Baby, It’s Cold Outside! Living in a Winter Wonderland

The last three mornings when I’ve gotten up, the temperature on our outside thermometer has read 1.  The first morning when I saw it, I assumed I wasn’t awake yet.  Surely it said 11.  Nope, just 1.  We have now been coming back to Ohio – from warmer climes – for Christmas for three years.  The last two years we have lucked out with very mild winter temperatures.  Not so this year.  To quote lyricist Frank Loesser:  “Baby, it’s cold outside!”

These are by no means record temperatures for December in Ohio.  The record low on this date in December was -4 in 1958.  The record low for the month was -17 in the deep freeze winter of 1989.  Those temperatures are the kind that freeze the moisture in your nose as soon as you take a breath.  When it is that cold, you don’t even send the kids outside to play.  Tom and I have been hunkered down in the RV the last three days.

On Tuesday it snowed all day.  We got about three inches of snow.  It was 32 which isn’t cold at all.  Tom and I took a nice three mile walk in the snow and built a snowman.  The last two days have been 30 degrees colder.  We gave up a lot of our heavy duty cold gear when we moved into the RV so we can’t really dress for weather that cold.  You need special mittens and boots.  Tom keeps suggesting we head for Georgia now, but I won’t leave until after Christmas.

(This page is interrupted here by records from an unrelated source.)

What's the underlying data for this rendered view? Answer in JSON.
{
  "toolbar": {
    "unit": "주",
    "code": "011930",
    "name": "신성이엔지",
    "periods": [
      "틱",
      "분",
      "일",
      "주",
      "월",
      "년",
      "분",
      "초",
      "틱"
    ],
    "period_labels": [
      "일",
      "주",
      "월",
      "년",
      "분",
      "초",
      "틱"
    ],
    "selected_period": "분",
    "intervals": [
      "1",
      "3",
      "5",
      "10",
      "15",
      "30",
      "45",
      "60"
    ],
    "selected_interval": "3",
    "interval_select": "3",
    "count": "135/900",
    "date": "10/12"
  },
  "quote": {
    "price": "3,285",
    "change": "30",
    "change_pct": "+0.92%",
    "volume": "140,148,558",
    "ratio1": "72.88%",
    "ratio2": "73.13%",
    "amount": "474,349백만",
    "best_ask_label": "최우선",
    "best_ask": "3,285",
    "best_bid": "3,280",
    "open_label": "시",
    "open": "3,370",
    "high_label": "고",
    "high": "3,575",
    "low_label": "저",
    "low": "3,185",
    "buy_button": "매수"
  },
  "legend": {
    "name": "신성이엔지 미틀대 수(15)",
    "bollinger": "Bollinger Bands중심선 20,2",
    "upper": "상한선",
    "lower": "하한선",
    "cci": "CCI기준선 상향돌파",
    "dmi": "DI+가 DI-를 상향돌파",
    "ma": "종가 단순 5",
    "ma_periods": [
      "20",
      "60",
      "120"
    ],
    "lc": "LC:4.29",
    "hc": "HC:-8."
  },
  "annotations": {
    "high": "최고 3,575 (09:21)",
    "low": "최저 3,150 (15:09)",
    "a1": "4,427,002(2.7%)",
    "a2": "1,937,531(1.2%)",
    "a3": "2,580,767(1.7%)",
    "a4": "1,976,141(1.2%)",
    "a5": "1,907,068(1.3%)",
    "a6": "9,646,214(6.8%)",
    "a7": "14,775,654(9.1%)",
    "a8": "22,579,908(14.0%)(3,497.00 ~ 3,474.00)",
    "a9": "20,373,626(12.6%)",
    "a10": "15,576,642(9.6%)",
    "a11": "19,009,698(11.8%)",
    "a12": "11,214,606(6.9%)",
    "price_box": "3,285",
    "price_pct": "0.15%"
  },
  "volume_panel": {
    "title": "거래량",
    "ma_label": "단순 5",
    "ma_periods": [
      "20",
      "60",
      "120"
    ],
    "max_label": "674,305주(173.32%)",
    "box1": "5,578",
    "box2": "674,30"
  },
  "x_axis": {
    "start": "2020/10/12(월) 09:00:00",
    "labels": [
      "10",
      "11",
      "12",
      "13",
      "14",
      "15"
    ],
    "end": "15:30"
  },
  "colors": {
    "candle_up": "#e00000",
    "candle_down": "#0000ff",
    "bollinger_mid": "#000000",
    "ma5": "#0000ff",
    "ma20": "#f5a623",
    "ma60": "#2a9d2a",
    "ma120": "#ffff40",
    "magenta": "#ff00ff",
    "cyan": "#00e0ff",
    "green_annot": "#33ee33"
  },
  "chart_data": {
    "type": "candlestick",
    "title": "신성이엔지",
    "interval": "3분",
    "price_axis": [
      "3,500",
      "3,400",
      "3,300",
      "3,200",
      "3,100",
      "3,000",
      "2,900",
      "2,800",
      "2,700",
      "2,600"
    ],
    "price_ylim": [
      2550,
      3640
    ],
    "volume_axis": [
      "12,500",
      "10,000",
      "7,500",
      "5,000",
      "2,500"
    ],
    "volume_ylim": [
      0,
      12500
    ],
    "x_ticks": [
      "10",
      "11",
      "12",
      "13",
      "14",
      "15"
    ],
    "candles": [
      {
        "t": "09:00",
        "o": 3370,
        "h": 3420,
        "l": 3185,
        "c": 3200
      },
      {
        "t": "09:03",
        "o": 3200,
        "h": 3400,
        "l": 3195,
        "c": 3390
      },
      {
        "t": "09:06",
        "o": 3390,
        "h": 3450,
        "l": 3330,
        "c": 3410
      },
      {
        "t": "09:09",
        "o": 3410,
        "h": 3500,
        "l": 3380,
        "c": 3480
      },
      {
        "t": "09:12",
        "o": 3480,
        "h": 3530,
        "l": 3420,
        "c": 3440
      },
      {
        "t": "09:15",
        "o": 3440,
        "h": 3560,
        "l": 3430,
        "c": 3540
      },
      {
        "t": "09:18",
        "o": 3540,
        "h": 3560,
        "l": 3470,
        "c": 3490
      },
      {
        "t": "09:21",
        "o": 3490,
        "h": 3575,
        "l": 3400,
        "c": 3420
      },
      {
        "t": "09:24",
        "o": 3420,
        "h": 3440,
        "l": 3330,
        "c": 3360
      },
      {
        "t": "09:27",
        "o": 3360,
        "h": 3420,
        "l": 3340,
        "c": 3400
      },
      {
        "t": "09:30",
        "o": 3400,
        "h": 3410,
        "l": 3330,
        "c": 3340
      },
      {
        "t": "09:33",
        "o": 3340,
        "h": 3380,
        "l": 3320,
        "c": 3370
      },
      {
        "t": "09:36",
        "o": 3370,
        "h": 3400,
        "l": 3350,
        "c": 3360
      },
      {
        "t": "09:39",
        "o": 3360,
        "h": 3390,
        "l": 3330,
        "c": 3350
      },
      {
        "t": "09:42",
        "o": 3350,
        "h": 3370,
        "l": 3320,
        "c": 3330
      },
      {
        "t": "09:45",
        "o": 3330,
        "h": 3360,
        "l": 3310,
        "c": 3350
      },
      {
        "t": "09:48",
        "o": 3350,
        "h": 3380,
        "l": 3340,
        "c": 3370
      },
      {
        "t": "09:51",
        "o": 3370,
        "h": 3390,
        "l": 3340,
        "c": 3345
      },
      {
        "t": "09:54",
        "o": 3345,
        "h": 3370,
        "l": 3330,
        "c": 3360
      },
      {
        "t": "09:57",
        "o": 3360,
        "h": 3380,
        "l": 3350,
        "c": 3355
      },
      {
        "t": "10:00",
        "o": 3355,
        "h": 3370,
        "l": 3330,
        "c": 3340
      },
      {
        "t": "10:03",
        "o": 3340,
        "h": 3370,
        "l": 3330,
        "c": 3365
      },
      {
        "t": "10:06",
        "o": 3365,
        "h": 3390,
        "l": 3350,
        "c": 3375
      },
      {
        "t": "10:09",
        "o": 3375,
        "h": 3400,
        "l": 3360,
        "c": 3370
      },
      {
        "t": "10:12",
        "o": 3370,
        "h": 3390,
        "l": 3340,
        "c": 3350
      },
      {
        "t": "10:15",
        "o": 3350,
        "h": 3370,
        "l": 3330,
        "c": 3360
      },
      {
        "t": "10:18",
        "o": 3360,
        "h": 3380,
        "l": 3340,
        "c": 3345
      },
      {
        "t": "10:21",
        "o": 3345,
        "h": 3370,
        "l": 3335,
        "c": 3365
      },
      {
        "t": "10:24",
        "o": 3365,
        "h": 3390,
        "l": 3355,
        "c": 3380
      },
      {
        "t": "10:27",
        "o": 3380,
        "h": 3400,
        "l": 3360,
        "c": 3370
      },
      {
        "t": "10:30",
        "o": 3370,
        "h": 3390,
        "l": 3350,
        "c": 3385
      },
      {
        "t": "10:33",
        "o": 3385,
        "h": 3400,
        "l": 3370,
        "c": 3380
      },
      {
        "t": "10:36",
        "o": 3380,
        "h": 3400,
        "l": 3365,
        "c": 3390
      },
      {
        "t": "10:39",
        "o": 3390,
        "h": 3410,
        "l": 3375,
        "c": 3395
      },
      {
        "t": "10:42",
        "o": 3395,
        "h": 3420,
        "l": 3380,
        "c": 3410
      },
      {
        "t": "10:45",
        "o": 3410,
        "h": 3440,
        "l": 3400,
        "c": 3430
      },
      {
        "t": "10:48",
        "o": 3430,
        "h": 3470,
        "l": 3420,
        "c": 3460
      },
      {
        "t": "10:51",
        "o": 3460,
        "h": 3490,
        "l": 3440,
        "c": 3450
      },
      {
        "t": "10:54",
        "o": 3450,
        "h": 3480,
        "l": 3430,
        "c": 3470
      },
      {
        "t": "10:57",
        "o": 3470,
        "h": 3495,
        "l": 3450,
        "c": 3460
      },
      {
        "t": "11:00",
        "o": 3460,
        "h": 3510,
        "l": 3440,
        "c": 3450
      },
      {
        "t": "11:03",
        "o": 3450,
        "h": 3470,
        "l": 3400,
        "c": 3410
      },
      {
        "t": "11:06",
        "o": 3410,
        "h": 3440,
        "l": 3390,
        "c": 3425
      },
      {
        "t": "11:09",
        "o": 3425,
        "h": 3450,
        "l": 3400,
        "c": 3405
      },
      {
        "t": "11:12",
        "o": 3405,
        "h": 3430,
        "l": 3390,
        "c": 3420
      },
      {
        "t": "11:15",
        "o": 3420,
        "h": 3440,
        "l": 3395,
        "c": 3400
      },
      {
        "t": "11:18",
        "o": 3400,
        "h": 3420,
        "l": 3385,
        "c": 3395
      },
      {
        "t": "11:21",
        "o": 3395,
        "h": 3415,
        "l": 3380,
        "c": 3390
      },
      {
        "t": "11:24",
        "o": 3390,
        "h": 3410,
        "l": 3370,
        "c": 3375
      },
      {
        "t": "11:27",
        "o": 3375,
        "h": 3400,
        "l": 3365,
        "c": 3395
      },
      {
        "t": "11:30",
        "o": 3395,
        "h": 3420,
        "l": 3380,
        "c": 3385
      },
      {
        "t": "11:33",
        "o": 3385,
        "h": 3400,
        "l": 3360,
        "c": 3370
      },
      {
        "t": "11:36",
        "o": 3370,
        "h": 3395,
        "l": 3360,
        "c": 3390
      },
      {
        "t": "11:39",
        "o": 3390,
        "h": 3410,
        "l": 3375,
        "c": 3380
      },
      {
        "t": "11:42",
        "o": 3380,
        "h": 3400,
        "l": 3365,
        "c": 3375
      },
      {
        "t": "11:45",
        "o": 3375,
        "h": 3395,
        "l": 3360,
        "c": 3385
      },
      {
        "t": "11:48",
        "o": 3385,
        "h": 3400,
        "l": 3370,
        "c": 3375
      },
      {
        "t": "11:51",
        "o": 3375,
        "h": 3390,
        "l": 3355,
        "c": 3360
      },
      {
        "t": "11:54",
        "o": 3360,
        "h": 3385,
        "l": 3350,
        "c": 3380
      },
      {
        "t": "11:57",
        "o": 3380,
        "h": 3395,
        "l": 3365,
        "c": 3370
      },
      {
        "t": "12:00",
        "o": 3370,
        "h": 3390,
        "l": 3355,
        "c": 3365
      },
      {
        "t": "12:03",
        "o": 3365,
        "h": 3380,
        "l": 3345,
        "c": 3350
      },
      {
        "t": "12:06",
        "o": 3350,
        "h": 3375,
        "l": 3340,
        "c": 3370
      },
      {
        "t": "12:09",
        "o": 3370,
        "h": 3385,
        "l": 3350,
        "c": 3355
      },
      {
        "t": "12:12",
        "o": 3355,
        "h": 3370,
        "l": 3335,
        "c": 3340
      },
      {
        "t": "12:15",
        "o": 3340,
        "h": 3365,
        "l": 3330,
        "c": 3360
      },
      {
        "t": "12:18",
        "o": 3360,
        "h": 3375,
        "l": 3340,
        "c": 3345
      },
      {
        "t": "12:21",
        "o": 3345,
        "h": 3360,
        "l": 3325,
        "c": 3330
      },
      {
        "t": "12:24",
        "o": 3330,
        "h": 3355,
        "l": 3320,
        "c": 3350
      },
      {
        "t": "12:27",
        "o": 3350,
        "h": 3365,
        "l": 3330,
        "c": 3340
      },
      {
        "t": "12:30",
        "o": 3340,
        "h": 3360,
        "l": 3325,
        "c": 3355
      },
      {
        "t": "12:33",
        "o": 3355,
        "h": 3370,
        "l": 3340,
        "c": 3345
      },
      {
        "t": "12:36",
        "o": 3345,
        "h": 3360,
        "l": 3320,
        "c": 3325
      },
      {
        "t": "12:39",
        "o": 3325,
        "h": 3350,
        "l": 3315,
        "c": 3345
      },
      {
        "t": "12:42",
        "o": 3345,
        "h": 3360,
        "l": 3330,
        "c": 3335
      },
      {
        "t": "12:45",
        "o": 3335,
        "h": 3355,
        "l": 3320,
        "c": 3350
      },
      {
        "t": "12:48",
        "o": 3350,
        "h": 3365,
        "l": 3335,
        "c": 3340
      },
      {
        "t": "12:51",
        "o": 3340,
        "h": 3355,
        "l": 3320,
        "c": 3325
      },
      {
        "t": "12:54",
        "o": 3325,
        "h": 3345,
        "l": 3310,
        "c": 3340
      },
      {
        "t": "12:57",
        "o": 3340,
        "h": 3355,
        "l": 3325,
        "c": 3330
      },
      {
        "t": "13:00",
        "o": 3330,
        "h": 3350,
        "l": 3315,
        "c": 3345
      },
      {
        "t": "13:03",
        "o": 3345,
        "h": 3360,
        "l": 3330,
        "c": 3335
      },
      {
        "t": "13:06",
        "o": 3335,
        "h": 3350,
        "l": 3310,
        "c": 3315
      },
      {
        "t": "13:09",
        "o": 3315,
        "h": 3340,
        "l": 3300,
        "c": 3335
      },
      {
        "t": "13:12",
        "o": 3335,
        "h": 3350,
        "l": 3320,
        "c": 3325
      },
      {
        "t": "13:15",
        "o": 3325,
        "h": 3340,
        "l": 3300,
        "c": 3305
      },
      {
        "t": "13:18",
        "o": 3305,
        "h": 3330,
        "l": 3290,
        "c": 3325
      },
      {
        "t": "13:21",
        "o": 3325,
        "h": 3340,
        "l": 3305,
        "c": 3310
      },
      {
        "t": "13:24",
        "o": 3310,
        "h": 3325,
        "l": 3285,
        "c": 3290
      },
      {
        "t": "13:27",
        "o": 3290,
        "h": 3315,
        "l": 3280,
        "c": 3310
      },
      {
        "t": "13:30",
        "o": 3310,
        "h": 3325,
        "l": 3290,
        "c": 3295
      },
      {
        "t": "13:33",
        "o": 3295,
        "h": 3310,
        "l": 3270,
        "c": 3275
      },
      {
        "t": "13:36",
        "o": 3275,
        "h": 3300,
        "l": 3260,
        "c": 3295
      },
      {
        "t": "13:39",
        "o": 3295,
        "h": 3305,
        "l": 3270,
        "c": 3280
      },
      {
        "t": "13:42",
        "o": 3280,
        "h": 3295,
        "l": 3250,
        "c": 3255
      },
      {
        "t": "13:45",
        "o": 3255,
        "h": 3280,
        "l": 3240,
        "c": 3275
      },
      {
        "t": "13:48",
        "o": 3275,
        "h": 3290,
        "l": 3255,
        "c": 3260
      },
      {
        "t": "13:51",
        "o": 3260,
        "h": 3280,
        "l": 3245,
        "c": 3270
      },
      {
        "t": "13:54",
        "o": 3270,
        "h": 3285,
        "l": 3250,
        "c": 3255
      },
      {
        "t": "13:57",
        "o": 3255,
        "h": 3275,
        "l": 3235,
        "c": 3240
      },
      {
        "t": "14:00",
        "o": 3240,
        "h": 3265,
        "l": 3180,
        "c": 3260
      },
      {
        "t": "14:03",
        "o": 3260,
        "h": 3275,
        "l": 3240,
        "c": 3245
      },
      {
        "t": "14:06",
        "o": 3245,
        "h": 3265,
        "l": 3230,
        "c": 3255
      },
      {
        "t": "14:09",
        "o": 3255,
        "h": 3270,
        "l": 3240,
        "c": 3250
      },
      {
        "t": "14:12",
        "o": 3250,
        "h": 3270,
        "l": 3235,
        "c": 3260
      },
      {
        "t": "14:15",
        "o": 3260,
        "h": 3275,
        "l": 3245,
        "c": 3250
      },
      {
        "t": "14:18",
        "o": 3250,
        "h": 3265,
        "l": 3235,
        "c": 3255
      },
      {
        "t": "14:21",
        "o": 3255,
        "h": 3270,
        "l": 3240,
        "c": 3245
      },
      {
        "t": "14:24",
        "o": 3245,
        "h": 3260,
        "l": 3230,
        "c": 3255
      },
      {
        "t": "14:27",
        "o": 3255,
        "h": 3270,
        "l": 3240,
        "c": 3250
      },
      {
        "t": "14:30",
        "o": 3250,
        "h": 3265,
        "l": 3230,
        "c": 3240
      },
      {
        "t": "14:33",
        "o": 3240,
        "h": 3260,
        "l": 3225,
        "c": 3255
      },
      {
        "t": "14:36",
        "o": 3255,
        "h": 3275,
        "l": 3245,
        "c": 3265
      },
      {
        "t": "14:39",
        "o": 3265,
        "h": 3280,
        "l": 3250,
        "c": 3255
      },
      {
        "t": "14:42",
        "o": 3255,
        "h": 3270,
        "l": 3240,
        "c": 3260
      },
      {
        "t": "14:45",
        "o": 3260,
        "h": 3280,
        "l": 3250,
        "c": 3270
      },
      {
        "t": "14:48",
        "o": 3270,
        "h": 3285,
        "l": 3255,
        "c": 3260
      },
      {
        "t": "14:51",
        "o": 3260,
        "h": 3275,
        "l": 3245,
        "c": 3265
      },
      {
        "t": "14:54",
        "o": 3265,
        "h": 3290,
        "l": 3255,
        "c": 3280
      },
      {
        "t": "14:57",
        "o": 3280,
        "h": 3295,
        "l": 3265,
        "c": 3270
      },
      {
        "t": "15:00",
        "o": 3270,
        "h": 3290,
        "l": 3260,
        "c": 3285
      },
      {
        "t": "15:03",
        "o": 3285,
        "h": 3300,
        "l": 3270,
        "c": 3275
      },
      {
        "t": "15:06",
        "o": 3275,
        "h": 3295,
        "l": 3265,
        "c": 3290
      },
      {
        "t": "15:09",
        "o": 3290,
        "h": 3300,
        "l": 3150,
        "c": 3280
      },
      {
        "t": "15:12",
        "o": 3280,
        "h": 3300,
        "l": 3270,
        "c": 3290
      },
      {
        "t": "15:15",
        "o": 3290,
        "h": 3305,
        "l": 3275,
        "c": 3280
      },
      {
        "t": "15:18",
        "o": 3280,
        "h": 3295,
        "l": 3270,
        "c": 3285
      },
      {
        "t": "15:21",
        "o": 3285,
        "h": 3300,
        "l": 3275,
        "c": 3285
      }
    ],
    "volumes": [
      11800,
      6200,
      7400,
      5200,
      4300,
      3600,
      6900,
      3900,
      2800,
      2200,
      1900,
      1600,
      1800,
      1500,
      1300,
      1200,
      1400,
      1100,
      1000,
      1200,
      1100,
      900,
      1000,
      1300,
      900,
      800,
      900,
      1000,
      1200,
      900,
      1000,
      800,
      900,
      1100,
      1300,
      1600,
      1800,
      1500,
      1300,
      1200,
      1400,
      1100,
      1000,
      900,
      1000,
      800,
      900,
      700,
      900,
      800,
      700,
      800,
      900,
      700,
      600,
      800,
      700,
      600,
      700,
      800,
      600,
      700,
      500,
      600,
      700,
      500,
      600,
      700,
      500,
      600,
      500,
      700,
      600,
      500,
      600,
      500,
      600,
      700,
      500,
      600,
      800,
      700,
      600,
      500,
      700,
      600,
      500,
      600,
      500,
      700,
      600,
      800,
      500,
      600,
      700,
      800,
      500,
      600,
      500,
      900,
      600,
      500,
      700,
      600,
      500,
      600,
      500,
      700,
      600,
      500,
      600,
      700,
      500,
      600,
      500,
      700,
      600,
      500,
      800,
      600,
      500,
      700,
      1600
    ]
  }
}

The RV stays nice and warm.  We have two furnaces – one for the living room and one for the bedroom – that have been working well.  We supplement that with a little electric space heater that runs all the time when we are awake.  We are burning through about 12 pounds of liquid propane per day to keep the RV at 65.  Then we just add layers of sweaters, socks, and blankets to stay warm.  We also have a polar package on our four-season RV.  We turn it on and there are heating pads that keep the tanks warm.  Warm air from the furnace circulates in the “basement” to keep the pipes from freezing.

This year we also bought a heated water hose.  Usually when it gets below freezing we fill up the fresh water tank and disconnect from the water at the campground.  We had our water hose freeze up earlier this year and it is hard to take a shower when your water hose is frozen!  The heated water hose plugs in to an electrical outlet and keeps the hose warm.  We can keep the hose connected even when the temperatures are this cold.

There are 40 RVs here at Cross Creek for the winter and other people are struggling to stay warm.  The guy next to us is filling his smaller propane tank every day.  Another person bought a heated water hose and – for some reason – took the heat tape off the stand pipe which promptly froze and burst.  Several folks are dealing with frozen pipes.

Snuggled under a blanket I’m knitting

When the temperature dips below 25, I spend most of my time inside.  The sunshine and empty refrigerator are calling me out of the RV.  But after a quick grocery run I will probably be back in the RV tucked under a blanket.  Because, “Baby, it’s cold outside!”